The entire Jamaica is now breathing a sigh of relief having again being spared the wrath of another major hurricane.
Hurricane Emily, a dangerous category four system, was heading for the island last week before veering south, sparing the country a direct hit.
But even though the island escaped the worst effects of the hurricane, torrential showers and thunderstorms occurred in the central and western end of the island and sections of eastern parishes, producing flash floods and landslides. In addition, storm force winds were reported over southern coastal areas.
The Office of Disaster Preparedness and Emergency Management (ODPEM) reported major flooding of roadways in Trelawny, with the Daniel Town to Clark's Town; Long Pond; Rock to Falmouth; Wakefield at Logwoods Valley; and Barnstable to Jackson Town Roads inundated. The Martha Brae River overflowed its banks, flooding the Martha Brae to Duanvale roadway.
In St. Catherine, flooding has been reported in Braeton, Guy's Hill Main Road and Sunnyside, Linstead; while in St. James, the Rose Hall Main Road and sections of Barnett Street are impassable.
In Manchester, a gully has overflowed its banks, which has resulted in the flooding of several households in New Forest. In addition, the Parotee to Brompton Main Road in St. Elizabeth is flooded and impassable, and the Myersville to Santa Cruz Main Road is also flooded.
Meanwhile, up to late yesterday, approximately 3,200 Jamaicans were reported to have sought shelter at 86 facilities across the island, as the torrential rains associated with Emily drove them from their homes.
Land and Environment Minister, Dean Peart addressing a press briefing immediately following a meeting of the National Emergency Response team yesterday (July 17) at the South Camp Road headquarters of the ODPEM, said that most of the persons in shelters had moved in from flood-prone areas. "We think that as soon as the water recedes, the majority of them will go back home", he said.
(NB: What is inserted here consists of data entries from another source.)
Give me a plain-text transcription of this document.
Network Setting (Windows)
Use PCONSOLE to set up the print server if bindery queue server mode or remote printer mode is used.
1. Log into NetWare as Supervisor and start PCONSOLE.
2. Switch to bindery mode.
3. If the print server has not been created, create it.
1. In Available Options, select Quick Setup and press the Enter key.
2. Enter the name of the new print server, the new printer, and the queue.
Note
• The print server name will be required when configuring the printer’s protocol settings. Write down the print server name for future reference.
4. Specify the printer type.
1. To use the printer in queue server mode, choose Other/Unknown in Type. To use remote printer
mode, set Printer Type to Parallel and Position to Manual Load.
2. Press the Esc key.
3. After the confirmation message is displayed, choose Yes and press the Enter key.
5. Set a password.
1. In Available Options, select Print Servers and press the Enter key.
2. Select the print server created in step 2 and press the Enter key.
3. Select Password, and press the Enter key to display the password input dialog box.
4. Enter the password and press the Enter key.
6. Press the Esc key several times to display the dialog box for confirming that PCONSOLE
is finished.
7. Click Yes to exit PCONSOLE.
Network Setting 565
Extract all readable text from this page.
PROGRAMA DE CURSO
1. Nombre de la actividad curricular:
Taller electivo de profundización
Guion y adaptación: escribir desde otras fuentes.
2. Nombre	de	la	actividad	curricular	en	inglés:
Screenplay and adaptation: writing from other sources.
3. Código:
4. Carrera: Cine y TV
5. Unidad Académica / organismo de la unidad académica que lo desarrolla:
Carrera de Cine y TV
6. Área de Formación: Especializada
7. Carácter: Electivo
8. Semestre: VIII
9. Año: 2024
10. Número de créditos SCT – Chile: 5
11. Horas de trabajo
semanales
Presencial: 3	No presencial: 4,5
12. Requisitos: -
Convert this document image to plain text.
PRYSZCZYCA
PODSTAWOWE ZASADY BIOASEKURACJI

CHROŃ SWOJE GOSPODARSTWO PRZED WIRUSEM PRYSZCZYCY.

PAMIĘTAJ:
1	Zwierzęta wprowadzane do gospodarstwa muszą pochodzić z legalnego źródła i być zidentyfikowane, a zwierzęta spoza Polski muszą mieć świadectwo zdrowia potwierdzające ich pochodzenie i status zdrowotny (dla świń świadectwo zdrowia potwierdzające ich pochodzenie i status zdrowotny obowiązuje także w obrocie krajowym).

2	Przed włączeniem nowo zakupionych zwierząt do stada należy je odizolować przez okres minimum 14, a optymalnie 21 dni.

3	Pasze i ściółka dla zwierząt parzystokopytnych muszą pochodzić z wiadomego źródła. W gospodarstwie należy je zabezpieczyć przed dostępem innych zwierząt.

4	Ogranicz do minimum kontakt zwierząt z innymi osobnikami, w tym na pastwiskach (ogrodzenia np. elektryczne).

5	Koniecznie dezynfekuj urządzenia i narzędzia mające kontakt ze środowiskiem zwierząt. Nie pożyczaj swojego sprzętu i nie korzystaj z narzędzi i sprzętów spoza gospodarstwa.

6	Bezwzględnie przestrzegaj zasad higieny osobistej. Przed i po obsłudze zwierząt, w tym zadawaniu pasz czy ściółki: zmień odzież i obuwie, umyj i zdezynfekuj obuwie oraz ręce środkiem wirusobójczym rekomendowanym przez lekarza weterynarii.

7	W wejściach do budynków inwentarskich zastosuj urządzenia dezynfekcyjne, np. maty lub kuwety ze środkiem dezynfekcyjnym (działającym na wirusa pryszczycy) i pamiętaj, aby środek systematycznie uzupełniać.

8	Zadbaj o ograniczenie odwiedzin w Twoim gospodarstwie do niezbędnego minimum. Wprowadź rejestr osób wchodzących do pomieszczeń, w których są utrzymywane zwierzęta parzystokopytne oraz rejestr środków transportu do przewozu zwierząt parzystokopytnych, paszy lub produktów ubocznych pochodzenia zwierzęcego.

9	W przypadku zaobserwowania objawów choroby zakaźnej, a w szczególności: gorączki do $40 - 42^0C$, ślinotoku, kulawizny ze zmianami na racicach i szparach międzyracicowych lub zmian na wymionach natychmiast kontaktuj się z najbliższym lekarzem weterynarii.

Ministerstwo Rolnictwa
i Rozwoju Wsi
The Emergency Response Team reported that food had to be distributed to communities in St. Thomas. Two persons are now in hospital nursing stab wounds resulting from a fight in one of the shelters in that parish.
Additionally, all hospitals remained open, though only emergency cases were accepted during the hurricane. There were no reports of looting and the curfew, which was put in place to protect homes and business places, was lifted this morning. The Minister congratulated the police force, which he said, did "a good job".
There were no reports of damage to utilities such as light and water. "The report that we got is that we have no major disruption in the National Water Commission supply", Minister Peart said, adding that any shut downs would be corrected today.
He noted further, that the Jamaica Public Service Company has reported no major problems with its supplies, though strong winds caused damage to a few fuses.
The Emergency Response Team comprises representatives of the Ministry of Labour and Social Security; Jamaica Constabulary Force; Jamaica Defence Force; Ministry of Health; Salvation Army; National Environment and Planning Agency (NEPA); National Works Agency; National Water Commission; National Solid Waste Management Authority; Jamaica Fire Brigade; Ministry of Local Government, Community Development and Sport; Jamaica Urban Transit Company, Meteorological Service; and ODPEM.